Packed tightly with interlaced rhythms, set against crisp cool intoned lyrics, the first cut of Brian Eno’s forthcoming “Drums Between the Bells” from Warp can give us all reason to look forward to the summer.
Mr. Eno has been on something of a roll lately. We’ve certainly gone through periods when he wasn’s necessarily in command of electronic headlines in music, even as he contributed in other ways – the 90s brought pioneering work in generative music software and the infamous sound set for Windows, for instance. Now, he’s had back-to-back major releases in recent years.
2008: Spore (the videogame, the soundtrack for which may have overshadowed the actual game title), Everything That Happens Will Happen Today with David Byrne
2009: New live work, score for Peter Jackson’s The Lovely Bones
2010: Small Craft on a Milk Sea with Jon Hopkins and Leo Abrahams
And now we know what’s coming for summer 2011: Warp Records, July 5, a full-length with Rick Holland entitled “Drums Between the Bells”
The stunning cover image, as much alien patchwork quilt as glitch, is Eno’s own creation. You can preorder vinyl with high-resolution digital for just $21, but $39 gets you the hardback two-CD set with instrumental versions of the tracks (perfect for a late-night painting session when you don’t want to be distracted with poetry), plus a forty-four page book. Typically, such books are superfluous to the musical experience, but here, with Eno himself as accomplished in visual media as musical, they’re almost a no-brainer.

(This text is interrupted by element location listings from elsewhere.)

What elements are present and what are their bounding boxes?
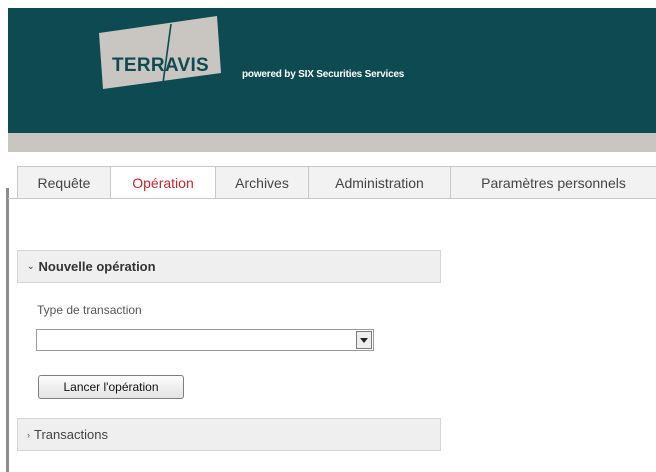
- app-header: TERRAVIS powered by SIX Securities Servi…: [8, 8, 656, 133]
- chevron-right-icon: ›: [27, 429, 30, 440]
- tab-parametres-personnels[interactable]: Paramètres personnels: [450, 166, 656, 199]
- tab-operation[interactable]: Opération: [110, 166, 215, 199]
- terravis-logo[interactable]: TERRAVIS: [93, 13, 225, 92]
- dropdown-arrow-icon[interactable]: [356, 331, 372, 349]
- window-border: [6, 188, 9, 472]
- launch-operation-button[interactable]: Lancer l'opération: [38, 375, 184, 399]
- section-title: Nouvelle opération: [38, 259, 156, 274]
- main-tabs: Requête Opération Archives Administratio…: [17, 166, 656, 199]
- tab-requete[interactable]: Requête: [17, 166, 110, 199]
- section-transactions[interactable]: › Transactions: [17, 418, 441, 451]
- section-nouvelle-operation[interactable]: ⌄ Nouvelle opération: [17, 250, 441, 283]
- tabs-divider: [8, 198, 656, 199]
- tabs-background: [8, 152, 656, 166]
- tab-archives[interactable]: Archives: [215, 166, 308, 199]
- logo-shape: [99, 16, 221, 89]
- tab-administration[interactable]: Administration: [308, 166, 450, 199]
- powered-by-text: powered by SIX Securities Services: [242, 69, 405, 80]
- section-title: Transactions: [34, 427, 108, 442]
- transaction-type-label: Type de transaction: [37, 303, 142, 317]
- transaction-type-select[interactable]: [36, 329, 374, 351]
- header-band: [8, 133, 656, 152]
- chevron-down-icon: ⌄: [27, 261, 35, 271]
- logo-text: TERRAVIS: [111, 55, 210, 76]
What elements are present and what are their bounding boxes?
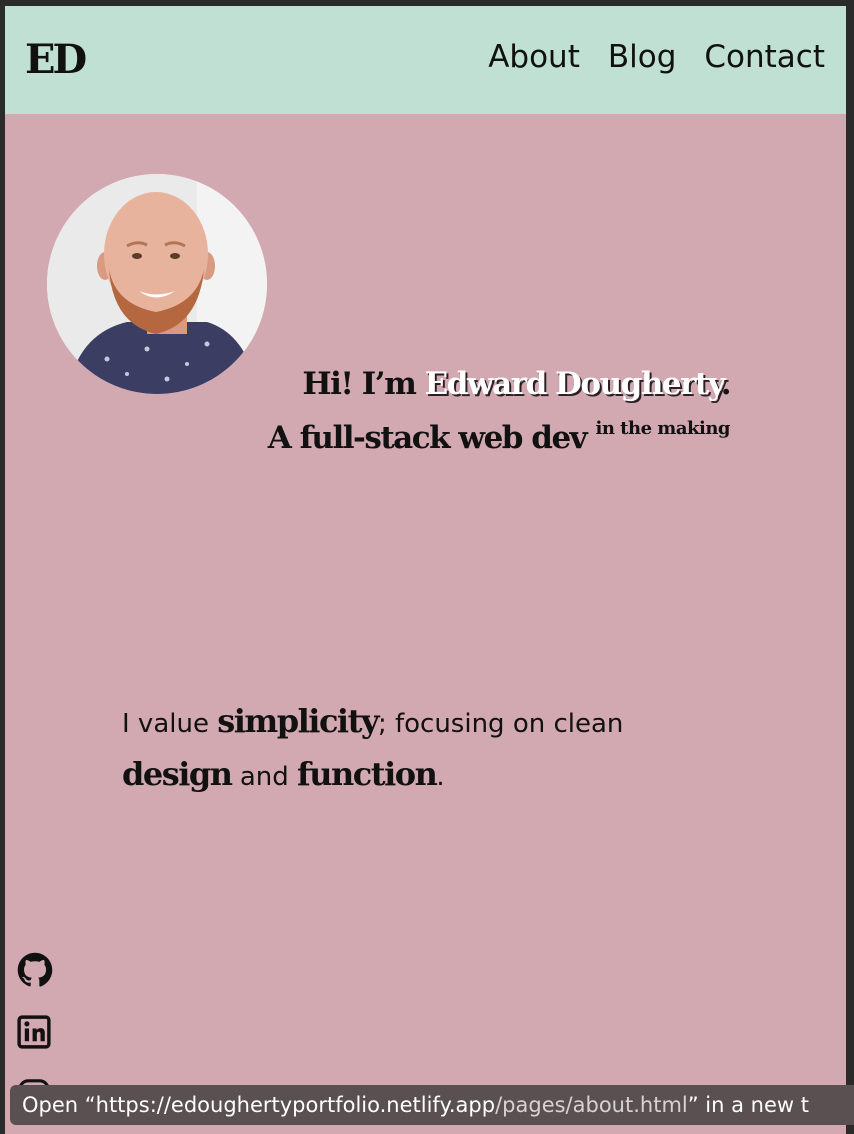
github-icon[interactable]	[17, 952, 53, 988]
tagline-text-4: .	[436, 762, 445, 792]
profile-photo	[47, 174, 267, 394]
tagline-emphasis-simplicity: simplicity	[217, 702, 379, 740]
status-bar-suffix: ” in a new t	[687, 1093, 809, 1117]
status-bar-path: /pages/about.html	[495, 1093, 688, 1117]
hero-greeting: Hi! I’m	[302, 366, 417, 402]
tagline-text-1: I value	[122, 709, 209, 739]
hero-role-superscript: in the making	[595, 418, 730, 439]
hero-greeting-line: Hi! I’m Edward Dougherty.	[185, 362, 732, 406]
tagline-emphasis-design: design	[122, 755, 233, 793]
nav-link-contact[interactable]: Contact	[704, 39, 825, 75]
status-bar-prefix: Open “https://edoughertyportfolio.netlif…	[22, 1093, 496, 1117]
hero-role: A full-stack web dev	[267, 420, 588, 456]
browser-viewport: ED About Blog Contact Hi! I’m Edward Dou…	[5, 6, 846, 1134]
linkedin-icon[interactable]	[17, 1015, 51, 1049]
hero-role-line: A full-stack web dev in the making	[185, 406, 731, 461]
tagline-emphasis-function: function	[297, 755, 438, 793]
link-status-bar: Open “https://edoughertyportfolio.netlif…	[10, 1085, 854, 1125]
hero-name: Edward Dougherty	[424, 366, 723, 402]
navbar: ED About Blog Contact	[5, 6, 846, 114]
tagline: I value simplicity; focusing on clean de…	[122, 696, 702, 802]
hero-heading: Hi! I’m Edward Dougherty. A full-stack w…	[185, 362, 732, 461]
nav-link-about[interactable]: About	[488, 39, 580, 75]
hero-period: .	[720, 366, 732, 402]
nav-link-blog[interactable]: Blog	[608, 39, 677, 75]
tagline-text-2: ; focusing on clean	[377, 709, 624, 739]
site-logo[interactable]: ED	[25, 36, 87, 83]
nav-links: About Blog Contact	[488, 39, 825, 75]
tagline-text-3: and	[239, 762, 289, 792]
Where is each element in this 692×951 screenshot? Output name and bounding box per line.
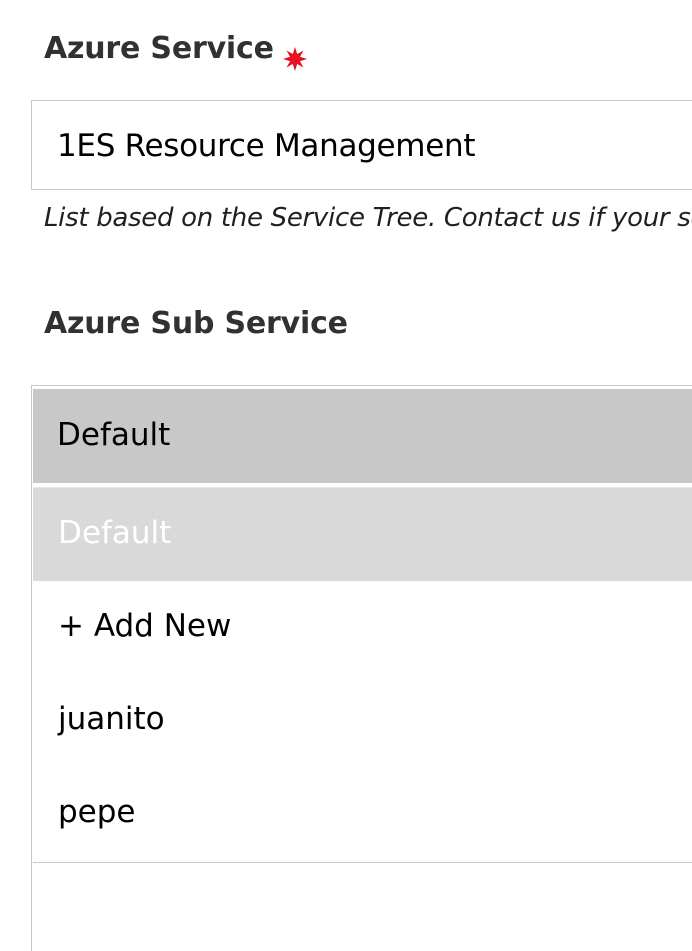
dropdown-option-add-new[interactable]: + Add New (33, 581, 692, 674)
dropdown-option-label: Default (58, 515, 172, 551)
azure-sub-service-select[interactable]: Default (33, 389, 692, 483)
dropdown-option-pepe[interactable]: pepe (33, 767, 692, 860)
azure-service-input[interactable]: 1ES Resource Management (31, 100, 692, 190)
azure-sub-service-dropdown-list: Default + Add New juanito pepe (33, 487, 692, 863)
dropdown-option-label: pepe (58, 794, 136, 830)
dropdown-option-label: juanito (58, 701, 165, 737)
form-page: Azure Service 1ES Resource Management Li… (0, 0, 692, 951)
azure-service-helper-text: List based on the Service Tree. Contact … (44, 203, 692, 233)
required-asterisk-icon (283, 47, 307, 71)
dropdown-option-label: + Add New (58, 608, 232, 644)
azure-service-value: 1ES Resource Management (57, 128, 476, 164)
dropdown-option-default[interactable]: Default (33, 488, 692, 581)
azure-service-label: Azure Service (44, 31, 274, 66)
azure-sub-service-label: Azure Sub Service (44, 306, 348, 341)
azure-sub-service-selected-value: Default (57, 417, 171, 453)
dropdown-option-juanito[interactable]: juanito (33, 674, 692, 767)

Bleep has your pre-order options.
Give the first track released a listen:
Brian Eno – glitch (taken from Drums Between The Bells) by Warp Records
More details:
http://brian-eno.net
http://warp.net/brian-eno
The poetry
So, who’s this Rick Holland, anyway?
It’s perhaps best answered with his words, which to me sound unaccompanied as though they already have Eno music behind them – the forward-moving staccato cadence, the interwoven reflections of a modern electronic age, the unassuming zen echoes, the amiable ambience of the thing. Here’s his Orange Notebook Philosophy, from his blog:
flutter eyelids against the pillow
flashes behind the eyesthe sounds are computer processors
the mind reflects on itself
on what it can simulate
and it becomes that thing
the imagining becomes event
and event leads to event
so the imagining becomes
in retrospect
equally an event. The computer processor
flutters and electric outbursts
merge data with data
and en route
creates florettes of accidental light
enough to capture the path of animated thought
and divert to a place at once utterly surprising and real within us.
He is mindful of the world around him, but he’s no elitist: he pits the Marquis de Sade against Sasha Fierce.
Read his posterous blog – evidently a new outlet for poetry. Follow him on Twitter (of course).
Rick is musician as well as poet, just as Eno is artist as well as musician, and has various collaborations around London, it seems. Like many of Eno’s collaborations, this one is long-standing, dating to 2002.
And as with Eno’s other recent releases, Eno has a talent for finding other resonant minds to present.